How do we transform this system into an equation $\sum_{x \in \{0, 1\}^{log(m)}} G(x) = 0$?

We can view matrices $A, B, C \in \mathbb{F}^{m \times m}$ as functions with the following signature: $\{0, 1\}^s \times \{0, 1\}^s \rightarrow \mathbb{F}$ where $s = log(m)$.

We view $A, B, C$ as vectors of $2s$ coefficients (functions on the hyperboolean cube of dimension $2s$). The first $s$ coordinates denote the row, the second $s$ coordinates denote the column:

$A[0][0] = \tilde A(0, ..., 0, 0, ..., 0)$

$A[0][1] = \tilde A(0, ..., 0, 0, ..., 1)$

$A[0][m] = \tilde A(0, ..., 0, 1, ..., 1)$

$...$

$\tilde A$, $\tilde B$, $\tilde C$ are MLEs of $A, B, C$.

Let’s write $z = (io, 1, w)$, where $io$ is the input and $w$ is the witness. We view $z$ as a function on the hyperboolean cube of dimension $s$, and we take its MLE: $\tilde z$.

Let’s have the following function for $x \in \{0, 1\}^s$:

$f(x) = \sum_{y \in \{0, 1\}^s} \tilde A(x, y) \tilde z(y) \cdot \sum_{y \in \{0, 1\}^s} \tilde B(x, y) \tilde z(y) - \sum_{y \in \{0, 1\}^s} \tilde C(x, y) \tilde z(y)$

Using the sum-check protocol, we can now prove:

$\sum_{x \in \{0, 1\}^s} f(x) = 0$

But this is not what we need. However, our R1CS can be rewritten as:

$f(x) = 0 \; \text{for} \; \text{each} \; x \in \{0, 1\}^s$

And this can be proven by the zero-check protocol, which means running the sum-check protocol for the following polynomial:

$g(t) = \sum_{x \in \{0, 1\}^s} f(x) \cdot eq(t, x)$

where

$eq(t, x) = \Pi_{i=1}^s (t_i x_i + (1-t_i)(1 - x_i))$

In the sum-check protocol, the prover does most of the work, and the verifier is left to compute one evaluation of the function at a random point:

$e_x = g(r_x)$

where $e_x$ is computed by the prover and $r_x$ is a random point from $\mathbb{F}^s$.

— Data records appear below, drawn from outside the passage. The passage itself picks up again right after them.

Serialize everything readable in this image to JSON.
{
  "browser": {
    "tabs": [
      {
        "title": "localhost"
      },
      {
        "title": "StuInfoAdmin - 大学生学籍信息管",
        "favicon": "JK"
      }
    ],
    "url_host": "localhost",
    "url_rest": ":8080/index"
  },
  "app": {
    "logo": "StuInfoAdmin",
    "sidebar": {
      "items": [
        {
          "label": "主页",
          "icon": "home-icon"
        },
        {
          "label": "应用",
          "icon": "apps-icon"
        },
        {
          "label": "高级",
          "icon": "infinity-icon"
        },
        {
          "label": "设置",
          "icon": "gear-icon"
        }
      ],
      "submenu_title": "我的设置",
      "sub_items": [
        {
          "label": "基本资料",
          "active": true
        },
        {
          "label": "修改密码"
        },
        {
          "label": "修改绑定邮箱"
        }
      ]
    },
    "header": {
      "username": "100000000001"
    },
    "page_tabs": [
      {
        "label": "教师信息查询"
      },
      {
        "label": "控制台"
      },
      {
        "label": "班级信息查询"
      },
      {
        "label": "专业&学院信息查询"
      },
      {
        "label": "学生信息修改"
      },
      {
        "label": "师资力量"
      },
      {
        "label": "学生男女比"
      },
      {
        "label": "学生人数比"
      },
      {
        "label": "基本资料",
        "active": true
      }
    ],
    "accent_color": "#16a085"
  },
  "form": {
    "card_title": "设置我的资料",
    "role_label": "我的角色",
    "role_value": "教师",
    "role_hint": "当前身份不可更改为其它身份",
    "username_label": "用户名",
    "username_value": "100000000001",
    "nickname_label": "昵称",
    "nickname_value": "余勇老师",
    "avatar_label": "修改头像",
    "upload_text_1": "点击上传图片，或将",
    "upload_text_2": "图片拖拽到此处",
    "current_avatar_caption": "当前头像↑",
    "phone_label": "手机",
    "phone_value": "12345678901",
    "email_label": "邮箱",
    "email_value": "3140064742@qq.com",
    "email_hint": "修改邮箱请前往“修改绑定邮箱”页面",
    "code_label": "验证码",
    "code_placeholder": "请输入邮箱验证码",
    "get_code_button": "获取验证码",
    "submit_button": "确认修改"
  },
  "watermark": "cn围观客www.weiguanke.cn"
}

So, the verifier needs to efficiently compute $g(r_x)$. The paper proposes the prover to compute:

$v_A = \sum_{y \in \{0, 1\}^s} \tilde A(r_x, y) \tilde z(y)$

$v_B = \sum_{y \in \{0, 1\}^s} \tilde B(r_x, y) \tilde z(y)$

$v_C = \sum_{y \in \{0, 1\}^s} \tilde C(r_x, y) \tilde z(y)$

The verifier then needs to check:

$e_x = (v_A v_B - v_C) \cdot eq(\tau, r_x)$

However, the prover needs to prove that $v_A, v_B, v_C$ have been computed correctly, and for this, the sum-checks can be used again (three sum-checks or, better, a random linear combination of three sum-checks). The claims to be checked are:

$v_A = \tilde A(r_x, r_y) z(r_y)$

$v_B = \tilde B(r_x, r_y) z(r_y)$

$v_C = \tilde C(r_x, r_y) z(r_y)$